President Yoon Suk Yeol’s government has come under pressure from Washington to comply with the Biden administration’s sweeping curbs on the sale of advanced chips to China, where major South Korean semiconductor makers have facilities. President Xi Jinping met Yoon last month seeking high-tech cooperation and called for accelerating negotiations on a trade deal.

The US welcomed the strategy report with National Security Advisor Jake Sullivan saying in a statement that it “will strengthen our shared ability to advance international peace, security, and promote nuclear nonproliferation.

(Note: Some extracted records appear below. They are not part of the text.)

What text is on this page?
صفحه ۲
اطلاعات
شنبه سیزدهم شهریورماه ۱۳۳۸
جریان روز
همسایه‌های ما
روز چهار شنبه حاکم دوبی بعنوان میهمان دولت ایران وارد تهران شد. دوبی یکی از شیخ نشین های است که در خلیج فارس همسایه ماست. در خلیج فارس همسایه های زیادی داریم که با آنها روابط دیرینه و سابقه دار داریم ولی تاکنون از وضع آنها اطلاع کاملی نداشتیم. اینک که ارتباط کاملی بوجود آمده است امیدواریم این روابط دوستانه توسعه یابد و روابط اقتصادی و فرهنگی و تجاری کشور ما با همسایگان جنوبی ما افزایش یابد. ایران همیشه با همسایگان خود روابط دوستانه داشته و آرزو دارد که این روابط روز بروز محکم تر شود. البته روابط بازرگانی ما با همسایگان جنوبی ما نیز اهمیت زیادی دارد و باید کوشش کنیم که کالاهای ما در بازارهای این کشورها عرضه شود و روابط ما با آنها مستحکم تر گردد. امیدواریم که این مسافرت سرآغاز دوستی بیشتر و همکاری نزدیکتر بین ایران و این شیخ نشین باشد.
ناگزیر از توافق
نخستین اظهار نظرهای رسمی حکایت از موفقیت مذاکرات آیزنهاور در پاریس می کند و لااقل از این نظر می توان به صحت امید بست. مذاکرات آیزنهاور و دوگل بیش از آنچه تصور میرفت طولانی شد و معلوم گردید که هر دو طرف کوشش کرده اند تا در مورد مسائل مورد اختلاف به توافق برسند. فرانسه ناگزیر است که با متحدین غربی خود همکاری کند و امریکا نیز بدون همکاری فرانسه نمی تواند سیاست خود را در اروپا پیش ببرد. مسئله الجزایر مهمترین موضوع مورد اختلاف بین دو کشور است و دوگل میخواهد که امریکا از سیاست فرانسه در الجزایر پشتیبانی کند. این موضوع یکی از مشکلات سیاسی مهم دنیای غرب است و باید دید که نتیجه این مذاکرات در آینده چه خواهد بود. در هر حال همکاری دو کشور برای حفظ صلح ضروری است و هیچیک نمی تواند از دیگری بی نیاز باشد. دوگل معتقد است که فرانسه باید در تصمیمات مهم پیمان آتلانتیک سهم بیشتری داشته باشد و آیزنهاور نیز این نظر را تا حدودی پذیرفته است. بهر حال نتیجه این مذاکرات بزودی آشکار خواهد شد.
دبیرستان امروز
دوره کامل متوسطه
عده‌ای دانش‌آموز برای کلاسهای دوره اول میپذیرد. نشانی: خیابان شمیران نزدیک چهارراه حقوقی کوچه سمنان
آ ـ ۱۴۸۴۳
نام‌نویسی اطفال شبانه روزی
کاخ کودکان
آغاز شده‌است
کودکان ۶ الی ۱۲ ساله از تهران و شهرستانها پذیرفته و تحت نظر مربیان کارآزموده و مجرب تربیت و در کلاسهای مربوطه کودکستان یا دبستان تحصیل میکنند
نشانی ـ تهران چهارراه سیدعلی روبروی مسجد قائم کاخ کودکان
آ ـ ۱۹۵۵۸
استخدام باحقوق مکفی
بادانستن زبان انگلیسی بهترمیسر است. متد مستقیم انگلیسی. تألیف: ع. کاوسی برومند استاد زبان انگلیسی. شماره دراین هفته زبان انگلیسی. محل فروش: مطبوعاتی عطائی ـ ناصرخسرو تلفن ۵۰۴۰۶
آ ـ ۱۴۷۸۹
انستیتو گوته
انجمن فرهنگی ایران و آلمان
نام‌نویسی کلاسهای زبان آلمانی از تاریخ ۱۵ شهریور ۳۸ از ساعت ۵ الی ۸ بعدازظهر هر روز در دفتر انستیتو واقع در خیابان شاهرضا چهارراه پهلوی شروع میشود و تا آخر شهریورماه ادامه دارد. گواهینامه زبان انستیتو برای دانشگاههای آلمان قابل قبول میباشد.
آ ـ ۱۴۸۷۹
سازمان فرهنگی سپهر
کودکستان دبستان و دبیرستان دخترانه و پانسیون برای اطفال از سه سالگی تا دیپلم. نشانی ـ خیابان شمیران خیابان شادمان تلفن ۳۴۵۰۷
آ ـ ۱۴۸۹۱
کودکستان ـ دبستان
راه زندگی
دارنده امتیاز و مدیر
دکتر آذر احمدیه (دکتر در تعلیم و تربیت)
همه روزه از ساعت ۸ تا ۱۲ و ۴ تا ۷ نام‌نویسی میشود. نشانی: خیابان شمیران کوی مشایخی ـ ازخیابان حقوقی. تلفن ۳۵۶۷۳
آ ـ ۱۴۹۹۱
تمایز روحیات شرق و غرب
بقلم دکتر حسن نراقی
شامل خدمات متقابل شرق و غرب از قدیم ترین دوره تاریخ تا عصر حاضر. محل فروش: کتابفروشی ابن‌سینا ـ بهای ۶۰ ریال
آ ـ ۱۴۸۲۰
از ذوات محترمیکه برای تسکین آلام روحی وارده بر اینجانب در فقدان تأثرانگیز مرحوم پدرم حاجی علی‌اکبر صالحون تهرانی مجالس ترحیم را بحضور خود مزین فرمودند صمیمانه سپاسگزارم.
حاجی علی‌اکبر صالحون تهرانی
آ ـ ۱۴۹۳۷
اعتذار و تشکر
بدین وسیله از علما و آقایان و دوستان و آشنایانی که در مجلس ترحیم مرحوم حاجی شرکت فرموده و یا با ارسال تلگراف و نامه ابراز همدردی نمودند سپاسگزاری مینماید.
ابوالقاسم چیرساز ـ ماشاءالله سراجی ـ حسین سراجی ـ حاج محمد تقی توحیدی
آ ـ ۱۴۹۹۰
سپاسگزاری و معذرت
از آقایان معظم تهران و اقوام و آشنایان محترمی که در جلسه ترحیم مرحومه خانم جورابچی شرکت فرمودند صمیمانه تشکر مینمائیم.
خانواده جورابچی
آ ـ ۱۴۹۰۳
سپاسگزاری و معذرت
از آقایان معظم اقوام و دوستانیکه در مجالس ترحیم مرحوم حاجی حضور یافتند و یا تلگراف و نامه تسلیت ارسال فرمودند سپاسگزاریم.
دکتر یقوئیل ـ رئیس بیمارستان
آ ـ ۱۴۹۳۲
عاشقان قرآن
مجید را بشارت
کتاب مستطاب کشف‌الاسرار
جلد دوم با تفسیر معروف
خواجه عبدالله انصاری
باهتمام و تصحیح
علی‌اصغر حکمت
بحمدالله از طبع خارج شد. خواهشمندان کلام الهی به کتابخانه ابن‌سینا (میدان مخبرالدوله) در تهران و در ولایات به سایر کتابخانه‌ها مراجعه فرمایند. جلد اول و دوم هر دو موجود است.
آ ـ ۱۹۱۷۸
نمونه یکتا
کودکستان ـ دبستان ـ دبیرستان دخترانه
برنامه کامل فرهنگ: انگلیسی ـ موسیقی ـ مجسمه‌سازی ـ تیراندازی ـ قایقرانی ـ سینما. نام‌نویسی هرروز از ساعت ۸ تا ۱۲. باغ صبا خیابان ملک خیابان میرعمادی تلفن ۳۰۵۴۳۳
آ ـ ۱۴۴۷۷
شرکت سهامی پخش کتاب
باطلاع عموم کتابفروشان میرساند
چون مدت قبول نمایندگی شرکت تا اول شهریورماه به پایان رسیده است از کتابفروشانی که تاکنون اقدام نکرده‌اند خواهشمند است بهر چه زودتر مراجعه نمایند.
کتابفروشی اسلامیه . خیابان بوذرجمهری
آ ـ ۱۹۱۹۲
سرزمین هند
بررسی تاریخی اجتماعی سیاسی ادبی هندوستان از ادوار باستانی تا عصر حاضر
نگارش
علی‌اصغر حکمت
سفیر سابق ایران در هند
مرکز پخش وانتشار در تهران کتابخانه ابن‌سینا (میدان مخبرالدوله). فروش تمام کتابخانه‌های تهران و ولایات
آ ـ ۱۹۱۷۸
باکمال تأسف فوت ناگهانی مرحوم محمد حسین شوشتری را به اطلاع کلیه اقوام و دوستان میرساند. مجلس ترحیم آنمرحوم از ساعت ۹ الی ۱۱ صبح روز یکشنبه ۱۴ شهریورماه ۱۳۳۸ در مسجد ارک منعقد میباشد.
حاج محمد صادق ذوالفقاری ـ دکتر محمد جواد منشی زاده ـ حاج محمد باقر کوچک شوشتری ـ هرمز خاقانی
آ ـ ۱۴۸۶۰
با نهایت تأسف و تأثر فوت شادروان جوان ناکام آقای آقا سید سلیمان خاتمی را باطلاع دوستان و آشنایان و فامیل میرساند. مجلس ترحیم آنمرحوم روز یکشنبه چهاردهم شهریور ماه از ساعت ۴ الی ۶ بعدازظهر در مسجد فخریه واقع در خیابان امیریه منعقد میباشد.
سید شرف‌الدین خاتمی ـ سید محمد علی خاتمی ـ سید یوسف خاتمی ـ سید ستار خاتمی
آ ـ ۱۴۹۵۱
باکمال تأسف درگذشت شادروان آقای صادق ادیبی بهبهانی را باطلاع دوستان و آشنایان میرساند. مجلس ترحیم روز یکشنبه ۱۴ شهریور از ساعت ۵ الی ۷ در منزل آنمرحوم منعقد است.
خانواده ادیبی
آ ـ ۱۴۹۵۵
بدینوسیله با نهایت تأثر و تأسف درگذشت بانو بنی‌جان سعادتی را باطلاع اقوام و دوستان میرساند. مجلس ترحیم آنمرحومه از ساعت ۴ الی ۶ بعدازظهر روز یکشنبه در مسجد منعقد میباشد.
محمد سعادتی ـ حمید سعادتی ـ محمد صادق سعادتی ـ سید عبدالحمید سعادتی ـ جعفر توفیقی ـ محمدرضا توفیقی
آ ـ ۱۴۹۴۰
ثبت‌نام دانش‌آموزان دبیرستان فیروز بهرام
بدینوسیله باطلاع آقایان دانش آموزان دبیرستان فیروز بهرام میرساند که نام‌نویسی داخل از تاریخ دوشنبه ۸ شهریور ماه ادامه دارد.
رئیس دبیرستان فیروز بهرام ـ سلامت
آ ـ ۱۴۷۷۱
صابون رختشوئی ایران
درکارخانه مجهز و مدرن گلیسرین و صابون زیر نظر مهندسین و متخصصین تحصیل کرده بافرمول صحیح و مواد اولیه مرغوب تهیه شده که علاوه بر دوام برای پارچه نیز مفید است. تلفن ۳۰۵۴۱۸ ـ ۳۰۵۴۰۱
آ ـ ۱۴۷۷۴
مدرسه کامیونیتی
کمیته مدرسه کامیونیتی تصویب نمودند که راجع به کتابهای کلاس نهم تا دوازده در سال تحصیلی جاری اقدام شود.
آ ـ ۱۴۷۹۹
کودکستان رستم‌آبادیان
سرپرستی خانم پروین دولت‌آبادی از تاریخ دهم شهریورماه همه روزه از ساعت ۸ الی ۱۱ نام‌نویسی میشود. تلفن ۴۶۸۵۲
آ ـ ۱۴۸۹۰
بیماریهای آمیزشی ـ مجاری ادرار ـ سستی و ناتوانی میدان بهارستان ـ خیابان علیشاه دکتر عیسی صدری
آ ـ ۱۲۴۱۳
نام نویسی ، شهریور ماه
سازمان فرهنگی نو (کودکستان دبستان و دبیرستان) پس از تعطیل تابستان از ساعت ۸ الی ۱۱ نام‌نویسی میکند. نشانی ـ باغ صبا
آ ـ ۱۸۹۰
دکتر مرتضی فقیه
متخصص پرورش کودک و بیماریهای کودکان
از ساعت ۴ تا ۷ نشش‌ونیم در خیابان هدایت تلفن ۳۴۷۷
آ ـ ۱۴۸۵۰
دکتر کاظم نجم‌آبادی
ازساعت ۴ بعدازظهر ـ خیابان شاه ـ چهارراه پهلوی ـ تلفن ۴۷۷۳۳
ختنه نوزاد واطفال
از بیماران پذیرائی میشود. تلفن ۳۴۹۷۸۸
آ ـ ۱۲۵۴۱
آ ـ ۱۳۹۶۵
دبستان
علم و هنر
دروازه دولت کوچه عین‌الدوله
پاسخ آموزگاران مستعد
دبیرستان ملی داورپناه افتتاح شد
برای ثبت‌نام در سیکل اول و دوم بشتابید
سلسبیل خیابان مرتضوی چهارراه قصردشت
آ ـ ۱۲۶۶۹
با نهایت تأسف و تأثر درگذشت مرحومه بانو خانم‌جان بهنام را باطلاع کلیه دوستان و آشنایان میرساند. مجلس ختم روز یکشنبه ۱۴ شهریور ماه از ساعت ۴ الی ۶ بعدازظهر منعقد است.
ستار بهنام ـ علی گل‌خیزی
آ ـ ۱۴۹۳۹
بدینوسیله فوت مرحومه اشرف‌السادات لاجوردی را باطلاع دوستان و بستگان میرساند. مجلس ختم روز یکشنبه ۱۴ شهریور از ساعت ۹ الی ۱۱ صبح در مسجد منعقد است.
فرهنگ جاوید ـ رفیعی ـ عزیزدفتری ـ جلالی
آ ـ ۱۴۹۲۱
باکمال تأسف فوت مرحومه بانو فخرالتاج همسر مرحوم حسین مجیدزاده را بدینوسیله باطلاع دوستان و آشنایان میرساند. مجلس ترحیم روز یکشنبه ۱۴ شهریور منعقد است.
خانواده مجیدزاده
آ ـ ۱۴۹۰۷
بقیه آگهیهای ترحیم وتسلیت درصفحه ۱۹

Yoon came into office in May pledging to take a tough line on China and has since stepped up security cooperation with the US. But his administration has not offered its full-throated support for Biden’s initiative on chips.

The report indirectly mentioned South Korea’s concerns about China’s military actions toward Taiwan, with the text saying Seoul reaffirms “the importance of peace and stability in the Taiwan Strait for the peace and stability of the Korean Peninsula and for the security and prosperity of the Indo-Pacific."

The document called for resuming a summit among South Korea, Japan and China, which was last held in 2019. It said cooperation with Japan “is essential for fostering cooperation and solidarity among like-minded Indo-Pacific nations, in a sign Yoon is seeking to improve ties that were frosty between the neighbors before he took office.

The report also indicated South Korea planned to “gradually expand cooperation” with the Quad grouping of Australia, India, Japan and the US that is seen as a counter to China’s assertiveness in the region.